Ben Dhiman gewinnt UTMB 2026

Nach dem zweiten Platz in Chamonix im letzten Jahr kehrte Amazfit-Athlet Ben Dhiman zurück und gewann die UTMB 2026.

Der Start der Ultra Trail du Mont Blanc (UTMB) 2026 verzögerte sich. Aufgrund von Gewittern und schwierigen Wetterbedingungen im Gebirge verschoben die Organisatoren den Start aus Sicherheitsgründen um zwei Stunden.
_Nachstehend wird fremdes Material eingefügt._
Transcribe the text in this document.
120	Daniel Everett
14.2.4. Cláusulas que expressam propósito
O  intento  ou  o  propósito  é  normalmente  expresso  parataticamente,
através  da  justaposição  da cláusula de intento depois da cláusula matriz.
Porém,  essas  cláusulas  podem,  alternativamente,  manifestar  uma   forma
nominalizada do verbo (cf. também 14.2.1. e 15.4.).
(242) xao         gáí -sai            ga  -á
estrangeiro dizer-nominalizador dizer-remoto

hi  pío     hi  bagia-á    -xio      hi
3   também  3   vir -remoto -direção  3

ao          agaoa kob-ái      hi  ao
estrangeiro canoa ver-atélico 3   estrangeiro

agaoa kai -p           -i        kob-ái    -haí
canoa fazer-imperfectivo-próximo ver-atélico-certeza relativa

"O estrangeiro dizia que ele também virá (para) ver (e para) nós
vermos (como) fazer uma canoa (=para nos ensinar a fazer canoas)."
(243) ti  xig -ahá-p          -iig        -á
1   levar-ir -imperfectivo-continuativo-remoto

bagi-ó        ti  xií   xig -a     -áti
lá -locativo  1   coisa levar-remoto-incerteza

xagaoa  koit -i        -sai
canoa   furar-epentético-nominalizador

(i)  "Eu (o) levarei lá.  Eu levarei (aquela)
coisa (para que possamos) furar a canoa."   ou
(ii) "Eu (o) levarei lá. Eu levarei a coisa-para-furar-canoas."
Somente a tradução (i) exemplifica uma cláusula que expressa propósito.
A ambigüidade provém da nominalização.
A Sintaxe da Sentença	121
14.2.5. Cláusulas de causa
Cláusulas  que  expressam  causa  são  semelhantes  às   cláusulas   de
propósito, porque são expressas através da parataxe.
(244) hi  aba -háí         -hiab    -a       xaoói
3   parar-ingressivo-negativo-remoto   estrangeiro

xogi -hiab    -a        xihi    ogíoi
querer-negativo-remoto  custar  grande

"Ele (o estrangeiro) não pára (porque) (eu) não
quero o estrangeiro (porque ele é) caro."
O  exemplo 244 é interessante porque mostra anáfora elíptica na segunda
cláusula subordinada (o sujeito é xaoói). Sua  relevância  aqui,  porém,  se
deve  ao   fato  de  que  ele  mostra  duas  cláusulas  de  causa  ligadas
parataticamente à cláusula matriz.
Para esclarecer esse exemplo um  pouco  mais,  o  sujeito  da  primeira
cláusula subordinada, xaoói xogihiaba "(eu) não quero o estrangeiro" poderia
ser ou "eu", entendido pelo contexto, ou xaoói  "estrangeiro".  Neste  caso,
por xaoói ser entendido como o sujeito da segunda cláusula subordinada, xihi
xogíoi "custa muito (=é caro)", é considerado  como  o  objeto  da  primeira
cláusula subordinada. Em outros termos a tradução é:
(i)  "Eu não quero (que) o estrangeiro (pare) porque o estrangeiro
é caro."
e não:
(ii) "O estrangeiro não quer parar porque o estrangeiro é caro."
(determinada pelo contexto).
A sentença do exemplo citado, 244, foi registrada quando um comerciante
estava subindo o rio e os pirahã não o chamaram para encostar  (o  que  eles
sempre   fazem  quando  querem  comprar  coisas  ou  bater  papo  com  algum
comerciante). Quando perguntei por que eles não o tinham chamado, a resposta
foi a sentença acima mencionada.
Das war eine zusätzliche Herausforderung für ein ohnehin anspruchsvolles Rennen, bei dem 2.400 Läuferinnen und Läufer an den Start gingen, um den Mont Blanc zu umrunden.

Als die Läufer schließlich Chamonix verließen, verlor der in den USA geborene, in Frankreich lebende Ultraläufer und Amazfit-Athlet Ben Dhiman auf der ihm bestens bekannten Strecke keine Zeit. Ben trainiert seit einigen Jahren in Frankreich und tritt bei einigen der größten Bergrennen Europas an. 2024 gewann er den MIUT 115k und den Trail 100 Andorra, gefolgt von Siegen beim Grand Raid Ventoux 100K und dem Lavaredo 120K im Jahr 2025. Außerdem erreichte er Podestplätze bei der Diagonale des Fous und beim SaintéLyon und wurde in diesem Sommer Zweiter beim 90K du Mont Blanc.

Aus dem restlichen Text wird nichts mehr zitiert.